En Bref (Saisons 1-3)
Une fable drôle, douce et sensible où caricatures et simplifications côtoient profondeur et complexité. La saison 1 sert de présentation de plein de personnages aux orientations et questionnements sexuels divers, très divers, qui vont ensuite être lancés dans des intrigues amoureuses et familiales mouvementées, très mouvementées, écrasant tout autre enjeux qui sert simplement à faire bouger l'arrière-plan et les personnages. Pourquoi ça marche ? De très bons acteurs, une vie et une joie sincère dans la mise en scène et surtout ce qui fait l'essence de cette série : son ouverture d'esprit contagieuse.
Plus en Détail
"Sex Education" est-elle une série réaliste ? Question difficile, et à première vue on est tenté de dire non. Quelque chose sonne faux dans ce lycée qui n'emploie qu'une dizaine de professeurs dont seulement 2 semblent importants, ce monde en raccord avec les dernières technologies mais où les voitures sortent tout droit des années 90, ces adolescents de 17 ans qui en font 25 physiquement (acteurs oblige) mais aussi mentalement.
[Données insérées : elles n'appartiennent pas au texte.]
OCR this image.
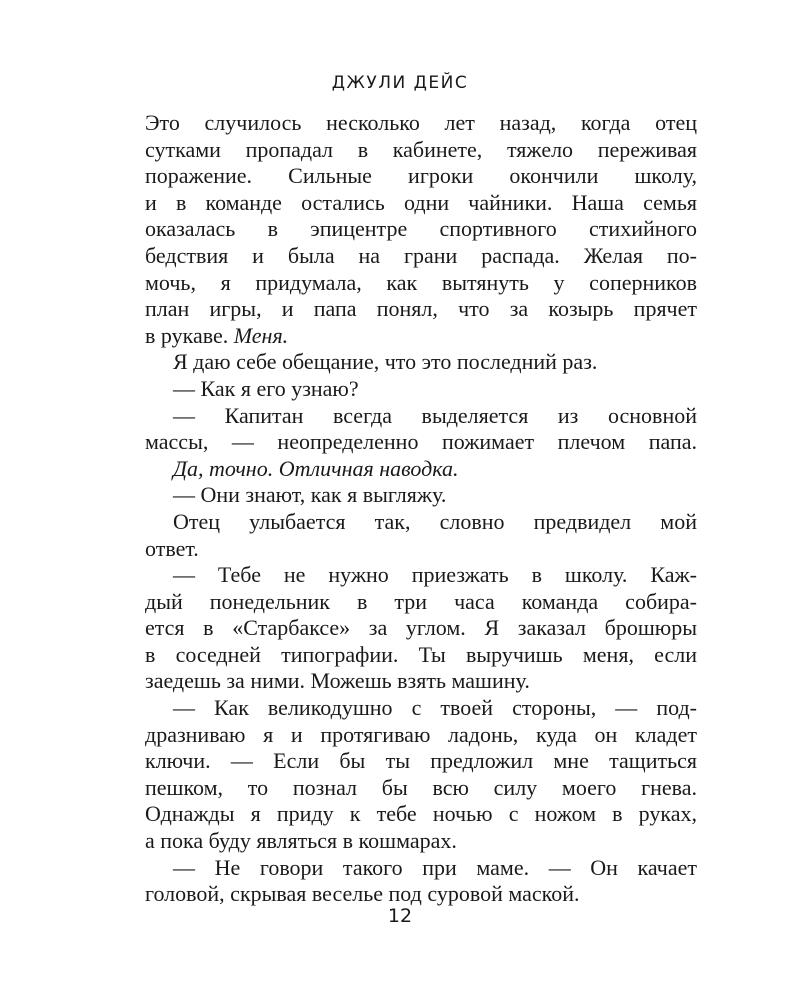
ДЖУЛИ ДЕЙС
Это случилось несколько лет назад, когда отец
сутками пропадал в кабинете, тяжело переживая
поражение. Сильные игроки окончили школу,
и в команде остались одни чайники. Наша семья
оказалась в эпицентре спортивного стихийного
бедствия и была на грани распада. Желая по-
мочь, я придумала, как вытянуть у соперников
план игры, и папа понял, что за козырь прячет
в рукаве. Меня.
Я даю себе обещание, что это последний раз.
— Как я его узнаю?
— Капитан всегда выделяется из основной
массы, — неопределенно пожимает плечом папа.
Да, точно. Отличная наводка.
— Они знают, как я выгляжу.
Отец улыбается так, словно предвидел мой
ответ.
— Тебе не нужно приезжать в школу. Каж-
дый понедельник в три часа команда собира-
ется в «Старбаксе» за углом. Я заказал брошюры
в соседней типографии. Ты выручишь меня, если
заедешь за ними. Можешь взять машину.
— Как великодушно с твоей стороны, — под-
дразниваю я и протягиваю ладонь, куда он кладет
ключи. — Если бы ты предложил мне тащиться
пешком, то познал бы всю силу моего гнева.
Однажды я приду к тебе ночью с ножом в руках,
а пока буду являться в кошмарах.
— Не говори такого при маме. — Он качает
головой, скрывая веселье под суровой маской.
12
Néanmoins ce cadre n'est-il pas destabilisant exprès ? La série offre un bulle propice à une histoire pas comme les autres, une sorte de conte, et on se laisse embarquer dès les premières minutes.
La raison est que, à l'opposé du cadre, les problèmes et questionnement que les personnages vont vivre sonnent tout de suite vrai et ne sont absolument pas évidents. Cette alliance entre écriture et jeu d'acteur très justes, subtils et sensibles fonctionne parfaitement. A l'image de Jean Milburn, la série milite pour que les adolescents aient cette ouverture d'esprit et cette aisance à parler de leur sexualité. C'est pour cela qu'elle montre un monde un peu parallèle où un lycée aurait franchi le pas malgré l'avis public et les investisseurs.
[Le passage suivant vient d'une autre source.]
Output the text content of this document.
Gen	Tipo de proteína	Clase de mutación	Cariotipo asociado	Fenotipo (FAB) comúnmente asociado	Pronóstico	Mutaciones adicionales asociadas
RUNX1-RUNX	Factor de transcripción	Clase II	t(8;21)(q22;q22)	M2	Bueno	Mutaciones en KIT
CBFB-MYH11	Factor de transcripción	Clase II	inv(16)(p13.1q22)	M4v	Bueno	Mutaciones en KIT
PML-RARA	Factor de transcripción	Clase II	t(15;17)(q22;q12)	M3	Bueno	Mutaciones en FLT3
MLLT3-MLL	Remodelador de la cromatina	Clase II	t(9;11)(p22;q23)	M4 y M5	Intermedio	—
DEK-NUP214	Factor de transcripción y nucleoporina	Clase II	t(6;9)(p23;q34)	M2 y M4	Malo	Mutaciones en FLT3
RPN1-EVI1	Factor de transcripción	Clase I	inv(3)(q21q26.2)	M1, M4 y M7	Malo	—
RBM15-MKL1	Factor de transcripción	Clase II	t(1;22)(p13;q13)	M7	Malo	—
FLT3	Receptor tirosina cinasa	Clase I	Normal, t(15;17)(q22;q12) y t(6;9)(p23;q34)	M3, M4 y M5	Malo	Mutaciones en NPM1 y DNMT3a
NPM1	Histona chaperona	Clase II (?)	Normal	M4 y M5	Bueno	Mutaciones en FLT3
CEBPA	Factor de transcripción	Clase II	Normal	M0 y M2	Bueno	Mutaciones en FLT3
Comme le souligne Otis à la fin de la saison 3, les problèmes ont toujours existé, que l'on en parle ou non.
D'ailleurs l'intrigue bloque à chaque fois qu'un personnage s'entête dans un mutisme frustrant.
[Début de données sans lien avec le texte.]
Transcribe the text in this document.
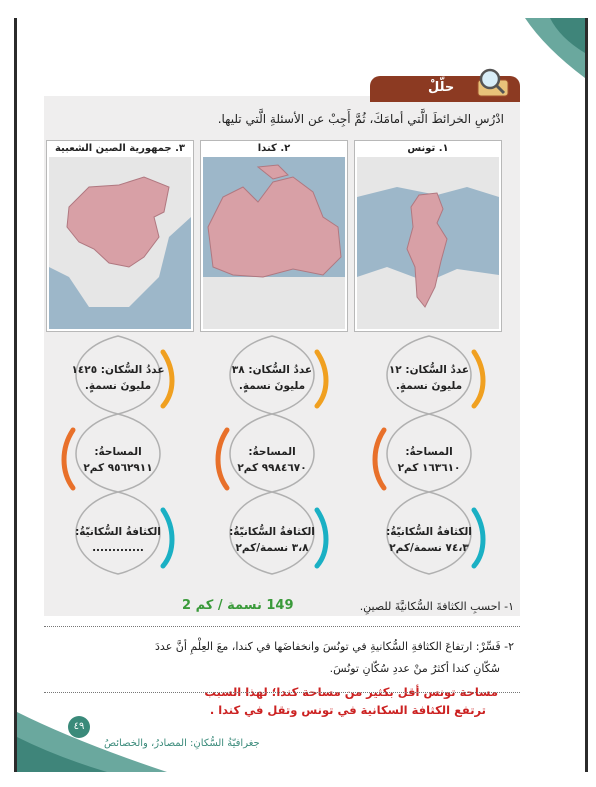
حلّلْ
ادْرُسِ الخرائطَ الَّتي أمامَكَ، ثُمَّ أَجِبْ عن الأسئلةِ الَّتي تليها.
١. تونس
٢. كندا
٣. جمهورية الصين الشعبية
عددُ السُّكان: ١٢
مليونَ نسمةٍ.
المساحةُ:
١٦٣٦١٠ كم٢
الكثافةُ السُّكانيّةُ:
٧٤،٣ نسمة/كم٢
عددُ السُّكان: ٣٨
مليونَ نسمةٍ.
المساحةُ:
٩٩٨٤٦٧٠ كم٢
الكثافةُ السُّكانيّةُ:
٣،٨ نسمة/كم٢
عددُ السُّكان: ١٤٢٥
مليونَ نسمةٍ.
المساحةُ:
٩٥٦٢٩١١ كم٢
الكثافةُ السُّكانيّةُ:
.............
١- احسبِ الكثافةَ السُّكانيَّةَ للصينِ.
149 نسمة / كم 2
٢- فَسِّرْ: ارتفاعَ الكثافةِ السُّكانيةِ في تونُسَ وانخفاضَها في كندا، معَ العِلْمِ أنَّ عددَ
سُكّانِ كندا أكثرُ منْ عددِ سُكّانِ تونُسَ.
مساحة تونس أقل بكثير من مساحة كندا؛ لهذا السبب
ترتفع الكثافة السكانية في تونس وتقل في كندا .
٤٩
جغرافيّةُ السُّكانِ: المصادرُ، والخصائصُ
Parlons de l'intrigue justement. Si la romance et les problèmes familiaux sont à un premier plan si écrasant, c'est surtout pour comprendre l'intimité et la complexité de chacun. On peut penser à un moment que certains personnages sont bloqués dans une caricature d'eux-mêmes. Mais les exemples
de Adam dans la saison 2, de Ruby dans la saison 3 ou de Hope et Michael à la fin de cette même saison
montrent qu'on peut toujours avoir un développement fort si on s'intéresse à leur intimité de plus près. Comme une grande séance de psychanalyse, chaque personnage passe sous les yeux du spectateur compatissant et la série s'ouvre au fur et à mesure à la richesse des orientations et identités sexuelles.
Cependant l'angle d'attaque de tout cela est très enjoué. Des rires parsèment le visionnage devant le comique de situation constant, frôlant parfois l'absurde. C'est coloré et rythmé à l'image d'un ado qui ne cherche qu'à s'amuser et à se comprendre, à l'image du sexe aussi, qui est censé être un jeu bienveillant quels que soient les protagonistes. Cette "éducation sexuelle" et sentimentale au sens large le martèle continûment mais gentiment, abordant aussi des sujets plus graves tels que l'humiliation publique ou pire, l'agression sexuelle. Alors oui, le parti pris est de privilégier fortement les histoires de couple et de manière générale, tout tourne autour du sexe (c'est dans le titre). Mais d'une manière tellement naturelle que j'ai pris beaucoup de plaisir devant ce spectacle novateur.